Past novels by Mr. Wolfe edged toward a hard, dark border between that which is tacitly acknowledged as acceptable talk for the private club and that which cannot be said anywhere. While Sherman McCoy, protagonist of the quasi-journalistic Bonfire of the Vanities, was satirized for his materialism and infidelity, a character based on Rev. Al Sharpton was portrayed brutally as a corrupt media manipulator. A Man in Full hinged on the rape allegations against the inarticulate and cruel black football star Fareek Fanon. “Fareek,” as in “freak”; “Fanon,” like the author of The Wretched of the Earth. If status intrigues Mr. Wolfe, it may be because he’s a Yale man with money. These poor benighted Miami types! On the rare occasion that Mr. Wolfe finds something to criticize in a character with status, Magdalena or Nestor is there to do something dumber to provide comic relief. An orgiastic art party provides Mr. Wolfe the chance to document bloated late-stage capitalism at work, but more especially the opportunity to spotlight Magdalena’s vapidity. “She had never even heard of Miami Basel until Maurice invited her,” we’re told, a page before Mr. Wolfe slips in a long paragraph about architecture and hotel life and “status” for the lucky ones who are already in the know: “The Random was a typical hotel of the much-touted South Beach Retro boom. A clever developer like Duroy would buy a small, crabbed hotel, eighty years old or more …”
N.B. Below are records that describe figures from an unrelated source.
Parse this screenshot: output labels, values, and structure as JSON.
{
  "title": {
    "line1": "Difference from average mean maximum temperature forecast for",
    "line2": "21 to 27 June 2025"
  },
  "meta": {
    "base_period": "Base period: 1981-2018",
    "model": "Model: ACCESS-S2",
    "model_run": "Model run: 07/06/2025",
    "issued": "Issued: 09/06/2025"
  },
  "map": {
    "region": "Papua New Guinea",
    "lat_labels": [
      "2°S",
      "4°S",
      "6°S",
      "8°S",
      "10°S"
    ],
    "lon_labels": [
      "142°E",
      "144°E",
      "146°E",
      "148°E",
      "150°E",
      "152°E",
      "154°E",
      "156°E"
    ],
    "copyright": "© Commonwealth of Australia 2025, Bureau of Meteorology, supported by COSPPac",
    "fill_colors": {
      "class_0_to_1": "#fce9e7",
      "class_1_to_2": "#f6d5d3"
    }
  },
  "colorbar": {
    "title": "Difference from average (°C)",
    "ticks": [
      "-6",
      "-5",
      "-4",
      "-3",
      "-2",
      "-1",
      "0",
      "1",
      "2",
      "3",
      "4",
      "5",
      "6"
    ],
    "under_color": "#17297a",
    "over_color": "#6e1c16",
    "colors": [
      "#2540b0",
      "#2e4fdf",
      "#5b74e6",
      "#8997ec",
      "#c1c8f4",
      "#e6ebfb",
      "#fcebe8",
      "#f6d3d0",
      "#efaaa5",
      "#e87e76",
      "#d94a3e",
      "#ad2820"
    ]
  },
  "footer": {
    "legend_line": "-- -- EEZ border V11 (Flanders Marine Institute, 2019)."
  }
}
Magdalena can never hope to know about any of this, nor, in any of her dealings with wealthy art patrons, does she attempt to learn. And she’s as adrift in Miami as the black athletes surrounded by white hegemony in A Man in Full and I Am Charlotte Simmons; mute even in her private thoughts, uncomprehending, suffering for unnamed sins. Whatever she believes—we’re not privy—the novel ensures that the world of ideas and of power dynamics, the only world in which Tom Wolfe feels comfortable, is one to which she is not admitted. Back to blood? Among the many things Mr. Wolfe fails to give his readers is any indication that he, for his part, ever left it.